Luckily, the Archive is better off than some of our other walking weapons. She has Dresden’s assistance, as well as the help of her half-demon bodyguard, and she’s passed all the tests she’s been given. But who is to say that will always be the case?

image-37452Takeshi Kovacs and the Envoys — Altered Carbon by Richard K. Morgan

In Morgan’s cyberpunk world, people are virtually immortal. Human minds are separated from bodies to be “re-sleeved” at will. Takeshi Kovacs was a criminal before he was a member of the United Nations Envoy Corps, a group of supersoldiers who aren’t trained as much as conditioned, able to achieve superhuman feats partially because their conditioning strips them of all inhibitions when it comes to violence. (There’s a reason Envoys are prohibited from holding public office.)

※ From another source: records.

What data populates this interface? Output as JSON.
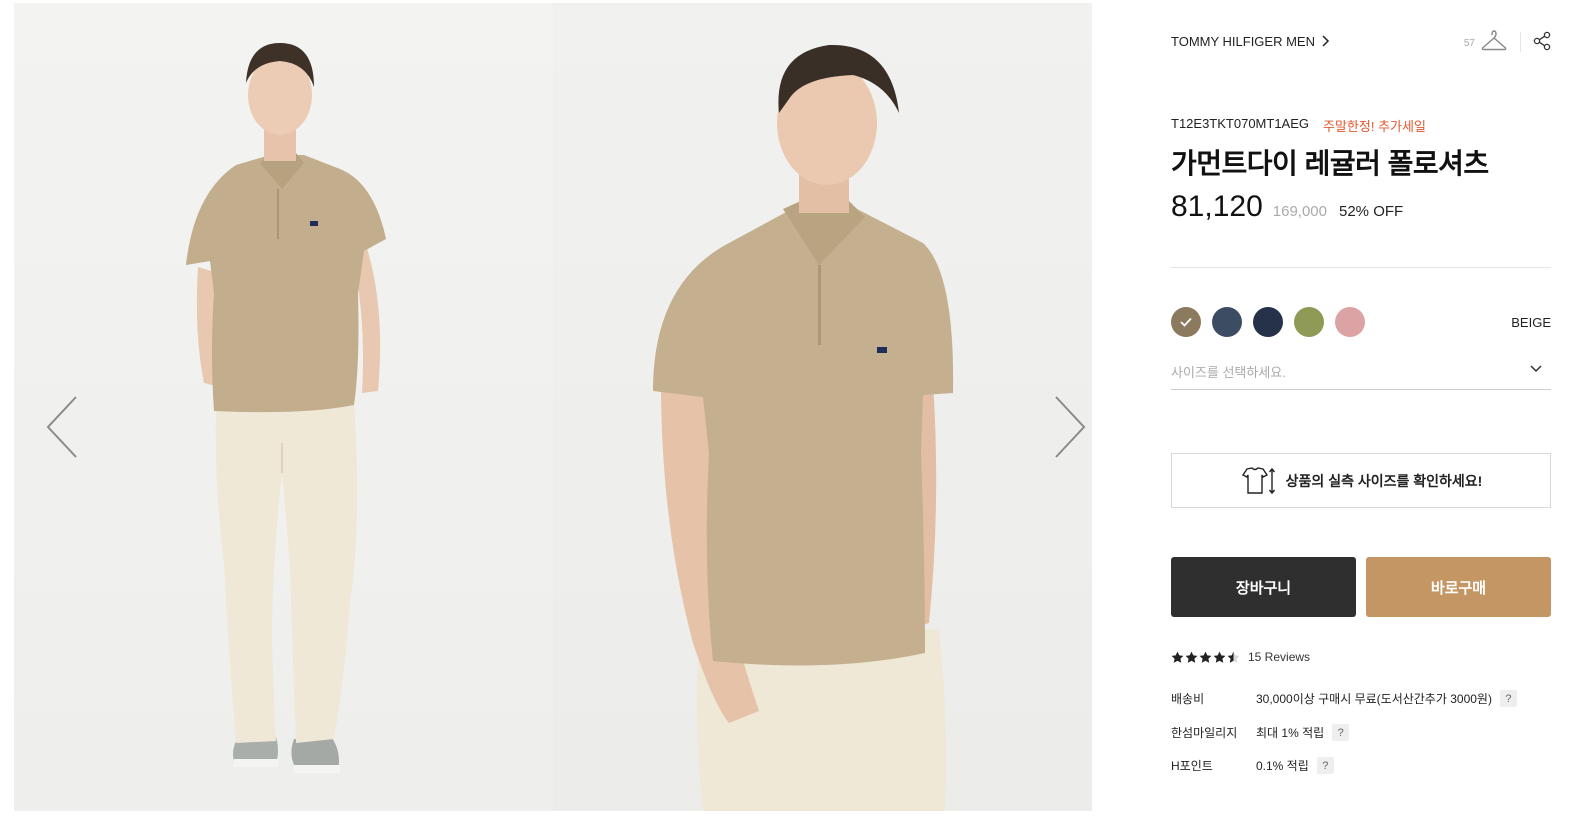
{
  "product": {
    "brand": "TOMMY HILFIGER MEN",
    "like_count": "57",
    "code": "T12E3TKT070MT1AEG",
    "promo": "주말한정! 추가세일",
    "title": "가먼트다이 레귤러 폴로셔츠",
    "price": "81,120",
    "original_price": "169,000",
    "discount": "52% OFF"
  },
  "colors": {
    "selected_name": "BEIGE",
    "swatches": [
      {
        "name": "beige",
        "hex": "#8b7a5e",
        "selected": true
      },
      {
        "name": "blue-grey",
        "hex": "#3c4c62"
      },
      {
        "name": "navy",
        "hex": "#26324a"
      },
      {
        "name": "olive",
        "hex": "#8e9a55"
      },
      {
        "name": "pink",
        "hex": "#dba3a3"
      }
    ]
  },
  "size": {
    "placeholder": "사이즈를 선택하세요."
  },
  "size_guide": {
    "label": "상품의 실측 사이즈를 확인하세요!"
  },
  "buttons": {
    "cart": "장바구니",
    "buy": "바로구매"
  },
  "reviews": {
    "rating": 4.5,
    "label": "15 Reviews"
  },
  "meta": [
    {
      "label": "배송비",
      "value": "30,000이상 구매시 무료(도서산간추가 3000원)"
    },
    {
      "label": "한섬마일리지",
      "value": "최대 1% 적립"
    },
    {
      "label": "H포인트",
      "value": "0.1% 적립"
    }
  ],
  "help_glyph": "?",
  "theme": {
    "accent_buy": "#c49664",
    "cart_dark": "#2f2f2f",
    "promo_red": "#e4572e",
    "shirt_khaki": "#c2ad8c",
    "pants_cream": "#efe8d6"
  },
  "icons": {
    "prev": "chevron-left-icon",
    "next": "chevron-right-icon",
    "like": "hanger-icon",
    "share": "share-icon",
    "size_guide": "tshirt-measure-icon"
  }
}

When Kovacs leaves the service, he becomes a criminal again, and his recidivism is understandable. It’s impossible for a post-conditioning Envoy to live a normal life. There’s no bumpy transition back to a civilian world because the changes to his mind make it impossible for him to become a civilian. Kovacs is arrested and imprisoned in digital storage for years before being resurrected to work hazardous private-eye gigs, because if there’s something a human weapon knows how to do, it’s dueling spy operatives, blowing out airships, and taking out mob bosses—while getting reincarnated to do it over and over again.

Kovacs, of course, finds his place in it. After all, he’s a weapon now.

Karen Osborne is the debut author of Architects of Memoryon sale from Tor Books now, and Engines of Oblivion, on sale 2/9/21.

Order Architects of Memory Here:

amazona bna booksamilliona ibooks2 4 indiebounda

Order Engines of Oblivion Here:

Placeholder of amazon -21 Image Placeholder of bn- 43 Image Placeholder of booksamillion- 53 ibooks2 35 indiebound

The owner of this website has made a commitment to accessibility and inclusion, please report any problems that you encounter using the contact form on this website. This site uses the WP ADA Compliance Check plugin to enhance accessibility.